The Future of Product Development

To say the world moves faster every day seems like the ultimate cliché.  Haven’t generations upon generations made this same observation?  We stand in the present, looking back upon times when the technology felt slower, progress more relatable, and looking forward, we feel an acceleration, a rushing onwards of dizzying invention.  I’m sure we, as a society, felt this same tipping point at the dawn of the automobile, at the invention of nuclear power, and at the near-spontaneous birth of the internet.  I think the reason for this constant, timeless sensation of accelerating invention is simple: because it’s real.  The pace of product development is a swooping hockey stick that has surprised us all over the last one hundred years, and likely much longer.

More personally, I’ve had a first-hand experience with this over my 16 years with Key Tech.  Key Tech has always been focused on product development of high tech devices, and across those years, I’ve seen the pace of development ever quicken.  Clients demand “start to finish” faster because their markets demand it.  In the medical device space, new breakthrough products come onto the market on a yearly beat.

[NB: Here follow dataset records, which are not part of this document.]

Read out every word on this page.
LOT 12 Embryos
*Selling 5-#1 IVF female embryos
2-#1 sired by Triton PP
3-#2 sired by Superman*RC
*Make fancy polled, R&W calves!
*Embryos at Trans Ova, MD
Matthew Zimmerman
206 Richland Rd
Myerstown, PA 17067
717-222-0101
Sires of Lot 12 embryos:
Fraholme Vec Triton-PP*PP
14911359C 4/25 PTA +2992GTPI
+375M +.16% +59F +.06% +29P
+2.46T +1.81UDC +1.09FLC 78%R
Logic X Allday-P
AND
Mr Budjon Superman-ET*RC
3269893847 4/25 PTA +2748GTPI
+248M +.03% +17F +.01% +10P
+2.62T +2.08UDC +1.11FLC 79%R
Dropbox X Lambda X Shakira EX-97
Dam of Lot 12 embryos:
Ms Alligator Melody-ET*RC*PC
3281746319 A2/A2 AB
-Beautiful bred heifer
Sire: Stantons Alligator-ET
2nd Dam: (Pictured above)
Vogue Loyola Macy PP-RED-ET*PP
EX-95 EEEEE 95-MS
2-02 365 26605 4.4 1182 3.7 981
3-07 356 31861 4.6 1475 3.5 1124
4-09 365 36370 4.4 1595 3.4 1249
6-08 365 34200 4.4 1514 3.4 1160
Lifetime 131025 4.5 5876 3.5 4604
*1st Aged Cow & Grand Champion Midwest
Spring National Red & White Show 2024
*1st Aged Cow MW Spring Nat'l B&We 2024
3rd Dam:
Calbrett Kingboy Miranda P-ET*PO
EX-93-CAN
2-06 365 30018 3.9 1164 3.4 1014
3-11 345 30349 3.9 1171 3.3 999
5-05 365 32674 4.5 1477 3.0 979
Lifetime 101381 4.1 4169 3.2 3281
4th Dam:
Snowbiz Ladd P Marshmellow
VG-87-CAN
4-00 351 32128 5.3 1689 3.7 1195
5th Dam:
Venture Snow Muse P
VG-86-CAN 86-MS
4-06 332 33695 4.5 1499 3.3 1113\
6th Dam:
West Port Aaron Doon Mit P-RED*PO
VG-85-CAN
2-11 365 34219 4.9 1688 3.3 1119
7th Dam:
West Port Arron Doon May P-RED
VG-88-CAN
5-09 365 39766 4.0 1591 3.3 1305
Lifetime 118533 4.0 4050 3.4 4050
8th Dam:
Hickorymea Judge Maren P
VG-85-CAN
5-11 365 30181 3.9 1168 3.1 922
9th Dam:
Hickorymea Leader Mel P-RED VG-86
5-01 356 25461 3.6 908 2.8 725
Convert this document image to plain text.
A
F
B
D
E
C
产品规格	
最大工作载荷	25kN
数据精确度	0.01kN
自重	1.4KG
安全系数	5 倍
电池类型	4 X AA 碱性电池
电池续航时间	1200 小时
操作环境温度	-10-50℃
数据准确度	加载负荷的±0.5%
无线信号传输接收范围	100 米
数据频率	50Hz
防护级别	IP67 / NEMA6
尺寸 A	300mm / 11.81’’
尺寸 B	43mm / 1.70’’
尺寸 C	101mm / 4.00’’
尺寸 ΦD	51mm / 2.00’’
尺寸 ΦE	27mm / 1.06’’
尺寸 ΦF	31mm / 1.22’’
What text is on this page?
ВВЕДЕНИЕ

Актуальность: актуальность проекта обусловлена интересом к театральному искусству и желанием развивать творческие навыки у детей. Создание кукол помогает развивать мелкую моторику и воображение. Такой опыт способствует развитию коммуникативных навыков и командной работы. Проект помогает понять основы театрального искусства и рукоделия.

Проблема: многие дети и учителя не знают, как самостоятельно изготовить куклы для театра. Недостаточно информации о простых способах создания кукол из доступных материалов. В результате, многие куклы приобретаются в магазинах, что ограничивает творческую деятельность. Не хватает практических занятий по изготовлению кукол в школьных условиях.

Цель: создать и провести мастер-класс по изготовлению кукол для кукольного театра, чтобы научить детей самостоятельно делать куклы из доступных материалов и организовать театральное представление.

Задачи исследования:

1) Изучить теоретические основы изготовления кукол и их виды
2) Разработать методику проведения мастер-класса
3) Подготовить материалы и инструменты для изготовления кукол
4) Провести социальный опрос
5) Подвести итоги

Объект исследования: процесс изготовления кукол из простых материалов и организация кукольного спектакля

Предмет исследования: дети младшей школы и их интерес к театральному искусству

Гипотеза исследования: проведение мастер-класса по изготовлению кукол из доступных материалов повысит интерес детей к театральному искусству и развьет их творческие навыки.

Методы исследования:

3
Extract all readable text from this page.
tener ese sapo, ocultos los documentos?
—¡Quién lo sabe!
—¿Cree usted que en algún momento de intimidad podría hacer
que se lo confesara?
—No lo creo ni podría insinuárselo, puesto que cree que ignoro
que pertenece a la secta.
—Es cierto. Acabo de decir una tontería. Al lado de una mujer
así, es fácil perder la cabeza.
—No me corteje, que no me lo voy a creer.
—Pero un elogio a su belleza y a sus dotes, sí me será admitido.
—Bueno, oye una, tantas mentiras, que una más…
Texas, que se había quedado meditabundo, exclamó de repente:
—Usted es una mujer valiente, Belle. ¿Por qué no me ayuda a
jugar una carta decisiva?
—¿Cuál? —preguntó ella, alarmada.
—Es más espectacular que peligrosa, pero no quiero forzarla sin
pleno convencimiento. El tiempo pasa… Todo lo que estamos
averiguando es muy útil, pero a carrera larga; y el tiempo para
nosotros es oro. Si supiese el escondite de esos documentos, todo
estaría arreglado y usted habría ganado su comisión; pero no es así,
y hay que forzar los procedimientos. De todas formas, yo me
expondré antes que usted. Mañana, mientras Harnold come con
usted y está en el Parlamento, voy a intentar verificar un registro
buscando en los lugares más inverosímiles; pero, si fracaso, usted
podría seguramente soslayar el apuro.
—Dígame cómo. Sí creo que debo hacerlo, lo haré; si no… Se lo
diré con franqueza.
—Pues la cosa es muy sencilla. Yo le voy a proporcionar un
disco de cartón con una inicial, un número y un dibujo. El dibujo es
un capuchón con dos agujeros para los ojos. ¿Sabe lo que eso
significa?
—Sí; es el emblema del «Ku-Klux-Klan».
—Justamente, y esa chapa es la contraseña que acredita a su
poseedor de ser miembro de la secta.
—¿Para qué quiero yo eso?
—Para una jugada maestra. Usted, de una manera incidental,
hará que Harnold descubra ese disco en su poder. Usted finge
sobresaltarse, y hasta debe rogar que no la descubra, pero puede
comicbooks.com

As we solve tough technology challenges for our clients, we help them build viable products. This mindset of understanding that technology doesn’t exist in a vacuum but as an integral part of a product, either at the conceptual, prototype phase, where we prove out the technology, or as a completely derisked finished product ready to go to market, allows Key Tech to build beautiful functional solutions. By constantly factoring in elements such as usability, costs, ISO 13485 compliance and the ability to have upgraded parts or components to extend the product relevancy lifespan, we give our clients the most clinically advanced, enduring results.

At Key Tech, we’ve kept pace with the speed of product development by constantly standing on the shoulders of the proverbial giant that is the latest technology tools available.  On the electrical side, this means using the fastest circuit board vendors to return to us populated circuited boards in single digit days, using the latest fabrication process possible.  On the mechanical side, this means using the newest rapid prototyping materials, many of which are indistinguishable from production level materials in both strength and appearance.  Across all disciplines, our teams use the latest software for analysis of our designs to confirm their integrity before the designs ever leave our office.  And most powerfully, Key Tech matches the pace of current day product development by inventing our own proprietary tools using these same product development skills.  From software to physical devices, Key Tech has spent the last 20 years (16 of which I’ve been a witness to) constantly building a bank of in-house tools which help us invent more efficiently.

A great example of Key Tech pulling at the yoke of progress is our role in leading the development of the technological heart of GenMark’s ePlex system, a device which is setting the gold standard for molecular diagnostics of infectious diseases.  The ePlex system uses two groundbreaking technologies: electrowetting and eSensing.  Each of these technologies requires advanced circuitry to run a successful assay test.  Electrowetting involves moving microliter drops using no moving parts; rather a pulsing of high voltage causes surface energy changes which motivate the fluid.  eSensing requires measurements of extremely low currents, possible only with highly engineered custom circuit boards.  GenMark chose to work with Key Tech as a development partner to unite these two technologies for the first time.  As project manager for this program, I had the pleasure to see Key Tech take this challenge from idea to full proof of concept in six months in time for presenting at an industry conference.  This required using all of our tools across the firmware, electrical, and mechanical engineering space to make this dream real so quickly.

When a team works together to build a product, not just a technology, we see magic happen. The GenMark project, a result of multiple years of R&D and invention, coming together under a full scope development project resulting in a system that is, at the heart a complex medical device, both simple and elegant for the user.

Looking forward, I would be naïve to think that the coming 16 years will involve any less accelerating than the last 16.  The future of product development will keep making our heads spin.  Devices will keep incorporating more and more complex technology, and since our hands, laps, and tabletops aren’t getting any bigger, this means technology will keep getting smaller.  Microfluidic chips will give way to nanofluidic chips.  Parts will be fabricated faster than they can be delivered.  Patients will regularly use medical devices at home, oblivious to the technical challenges that were conquered to make the experience so effortless.  And the relentless drive for faster product development means that only those companies who maximize the number of giants that they stand on will lead the next revolutions.